There is a common belief amongst some people involved in pain and pain management that a person with chronic pain should be consistent in their presentation. That is, be consistent in various settings, and consistent across various measures. This assumes that if inconsistencies are present there must be something going on to cause suspicion about the validity of the person’s presentation.
Returning to yesterday’s post , I discussed the distinction between nociception (activation of receptors in the nervous system), pain (the experience produced by the brain once it has interpreted the nociceptive action), disability (the changes in functional performance attributed to the experience of pain), and impairment (tissue changes). These are not the same! Today’s post refers mostly to pain and disability.
Pain is, as I keep spouting, a personal, subjective experience – you and I can’t share our pain except through our behaviour. And even when we describe it, we can’t actually experience what it feels like to have each other’s pain. What this means is that our behaviours, or what we do, are what conveys our experience to others but only to a certain extent.
While our experience of pain remains individual, our behaviour is shaped by all the influences around us. And just to make things more complex, the meaning of our pain experience is shaped by what we learn and believe about pain from interactions between ourselves and all those influences that shape our behaviour. Complicated? Oh yes.
So if I grow up in a family that is generally stoic, where my complaints of pain are ignored and I see that others in my family don’t generally cry or stop doing things when they are hurt, it’s likely I’ll also be less demonstrative about my pain than another person in a family where this is not the norm.

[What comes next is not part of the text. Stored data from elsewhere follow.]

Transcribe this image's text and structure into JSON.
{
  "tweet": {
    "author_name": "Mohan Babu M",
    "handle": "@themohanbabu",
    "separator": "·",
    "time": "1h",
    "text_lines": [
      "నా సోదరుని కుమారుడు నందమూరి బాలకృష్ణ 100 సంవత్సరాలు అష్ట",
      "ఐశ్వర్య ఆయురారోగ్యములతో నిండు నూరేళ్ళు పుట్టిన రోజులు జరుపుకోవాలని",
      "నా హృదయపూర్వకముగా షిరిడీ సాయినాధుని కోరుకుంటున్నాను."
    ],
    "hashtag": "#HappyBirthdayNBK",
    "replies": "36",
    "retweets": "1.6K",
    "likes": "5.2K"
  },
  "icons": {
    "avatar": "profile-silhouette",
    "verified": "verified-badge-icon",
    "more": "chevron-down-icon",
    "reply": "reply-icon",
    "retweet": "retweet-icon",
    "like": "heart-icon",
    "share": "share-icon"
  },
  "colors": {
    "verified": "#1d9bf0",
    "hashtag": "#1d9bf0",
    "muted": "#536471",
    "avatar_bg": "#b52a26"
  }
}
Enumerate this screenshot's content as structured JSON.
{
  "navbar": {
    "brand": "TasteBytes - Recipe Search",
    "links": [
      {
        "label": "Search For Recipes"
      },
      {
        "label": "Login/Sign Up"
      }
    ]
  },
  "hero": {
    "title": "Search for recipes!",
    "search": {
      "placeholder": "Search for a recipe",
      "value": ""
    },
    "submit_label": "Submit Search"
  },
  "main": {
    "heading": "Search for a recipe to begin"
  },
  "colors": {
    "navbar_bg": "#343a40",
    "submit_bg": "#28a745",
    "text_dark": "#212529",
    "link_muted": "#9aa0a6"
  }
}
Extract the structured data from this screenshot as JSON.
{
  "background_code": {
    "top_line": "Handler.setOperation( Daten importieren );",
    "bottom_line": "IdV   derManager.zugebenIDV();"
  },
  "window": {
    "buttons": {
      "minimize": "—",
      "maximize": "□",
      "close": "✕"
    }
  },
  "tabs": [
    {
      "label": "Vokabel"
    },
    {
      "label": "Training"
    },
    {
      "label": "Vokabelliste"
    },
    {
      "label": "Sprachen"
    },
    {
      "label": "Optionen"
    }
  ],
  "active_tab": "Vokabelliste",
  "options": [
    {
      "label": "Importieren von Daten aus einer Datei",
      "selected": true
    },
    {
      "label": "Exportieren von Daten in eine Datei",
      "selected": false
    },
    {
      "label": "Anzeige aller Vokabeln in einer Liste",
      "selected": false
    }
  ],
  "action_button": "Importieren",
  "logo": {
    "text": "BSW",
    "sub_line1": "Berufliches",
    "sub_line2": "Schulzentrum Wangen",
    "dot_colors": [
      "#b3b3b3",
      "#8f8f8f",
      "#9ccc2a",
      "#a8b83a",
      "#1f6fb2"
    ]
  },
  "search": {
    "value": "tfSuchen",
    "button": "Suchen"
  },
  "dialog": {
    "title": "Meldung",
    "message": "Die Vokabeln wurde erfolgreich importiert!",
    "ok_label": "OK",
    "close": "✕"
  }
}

We also learn to behave differently in different contexts. It’s common to say a few choice words when we hit our thumb with a hammer in the garage on a Saturday afternoon, but we usually wince and gasp quietly if we thump that same thumb in Church the next day!
What this means in terms of consistency is that people often do different things in different settings when they have pain – maybe when they drive from home to a clinic they’re a bit anxious about what the consultation might mean. They get out of the car and walk quite carefully into the clinic and sit down rather gingerly. They’re not sure whether they’re going to hear good news, or not. They go through the examination and consultation, and get told they’re going to try a new medication that might help. Oddly enough, as they walk back out to the car someone looking out the window might see them moving fluidly and getting into the car quite smoothly. Suspicious minds might start to wonder if they really had “that much pain”.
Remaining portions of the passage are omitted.